Graft accusations aim to thwart Istanbul’s third airport and bridge plans: AKP spokesman

Graft accusations aim to thwart Istanbul’s third airport and bridge plans: AKP spokesman

ISTANBUL
Graft accusations aim to thwart Istanbul’s third airport and bridge plans: AKP spokesman

AKP's Hüseyin Çelik has hinted a plot behind the graft probes targeting Istanbul's future airport and bridge. AA photo

The massive graft probes and allegations implicating ex-ministers aim to obstruct the construction of Istanbul’s third airport and bridge, ruling Justice and Development Party (AKP) deputy head and spokesperson Hüseyin Çelik said.

“If you look at who has been implicated or targeted with asset injunctions, [you see] that it’s the team who will build [Istanbul’s] third airport and third bridge without any exception,” Çelik said during a live broadcast Jan. 12.

Çelik said that the construction works, both among the AKP’s self-proclaimed “crazy projects,” had disturbed many people outside Turkey, particularly in Europe. 

“I am not someone who gives a lot of credit to conspiracy theories. But we have to sit and think if the Frankfurt airport will [lose favor] when Istanbul’s third airport will be completed,” Çelik said. 

According to Turkish media reports, prominent Turkish businessmen were among an arrest list of a second corruption probe, including the chairmen of the companies included in the consortium which won the contract to build Istanbul’s third airport.
The execution of the arrests was aborted after the police did not carry out the orders and the prosecutor overseeing the probe was removed from the case. 

Çelik emphasized that those businessmen’s investments would ultimately serve the public funds. He also joined the partisans of the “timing and meaningless” argument denouncing that the accusations erupted a few months before local polls. 

“Some want to label the AKP government as [corrupt] through creating a perception right before the election,” he said.
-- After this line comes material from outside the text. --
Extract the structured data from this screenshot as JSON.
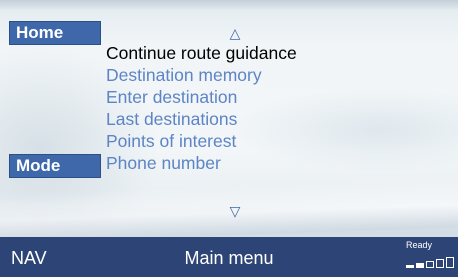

The graft probe escalated into a political crisis with the government’s move to increase its control over the judiciary, stirring outcry among the opposition ranks. 
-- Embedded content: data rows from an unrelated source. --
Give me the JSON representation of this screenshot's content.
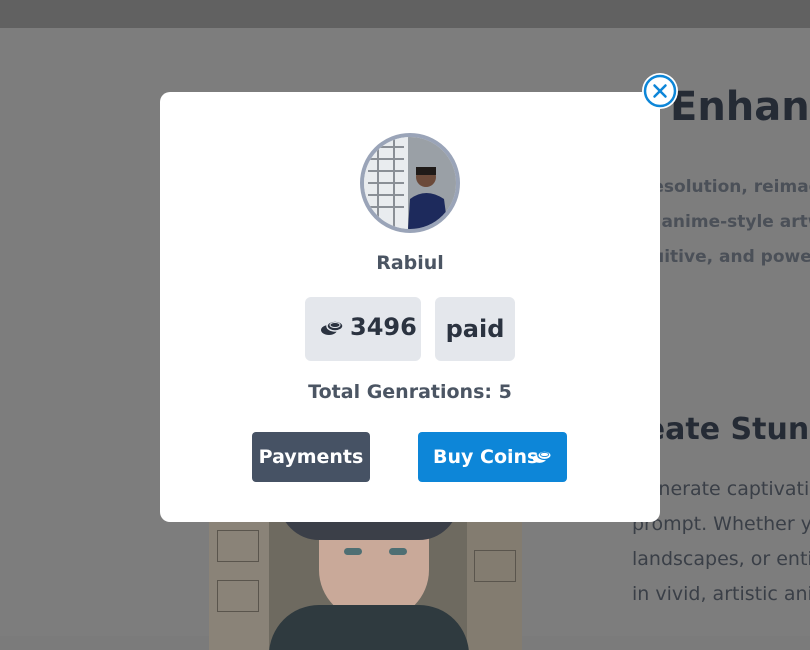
{
  "background": {
    "hero_title": "Enhanc",
    "hero_lines": [
      "resolution, reimag",
      "e anime-style artwo",
      "tuitive, and powerfu"
    ],
    "section_title": "reate Stunn",
    "section_lines": [
      "Generate captivating",
      "prompt. Whether yo",
      "landscapes, or entire",
      "in vivid, artistic anim"
    ]
  },
  "modal": {
    "username": "Rabiul",
    "coins": "3496",
    "plan": "paid",
    "total_generations": "Total Genrations: 5",
    "payments_label": "Payments",
    "buy_coins_label": "Buy Coins"
  },
  "icons": {
    "close": "close-circle-icon",
    "coins": "coins-icon"
  },
  "colors": {
    "primary": "#0d86d8",
    "secondary": "#465264",
    "overlay": "#7d7d7d"
  }
}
The parliamentary debates held over the week-end were marred by quarrels, which boiled over with AKP deputy Zeyid Aslan’s flying kick in a justice commission session. 

Çelik also criticized the head of the Judges and Prosecutors Union (YARSAV), Ömer Faruk Eminağaoğlu, who had been attending the session but found himself on the receiving end of Aslan’s kung-fu heroics. 

The bill has created concerns vis-à-vis the independence of the judiciary and the level of government control over the Supreme Board of Judges and Prosecutors, a key institution that forms the basis of Turkey’s judicial system.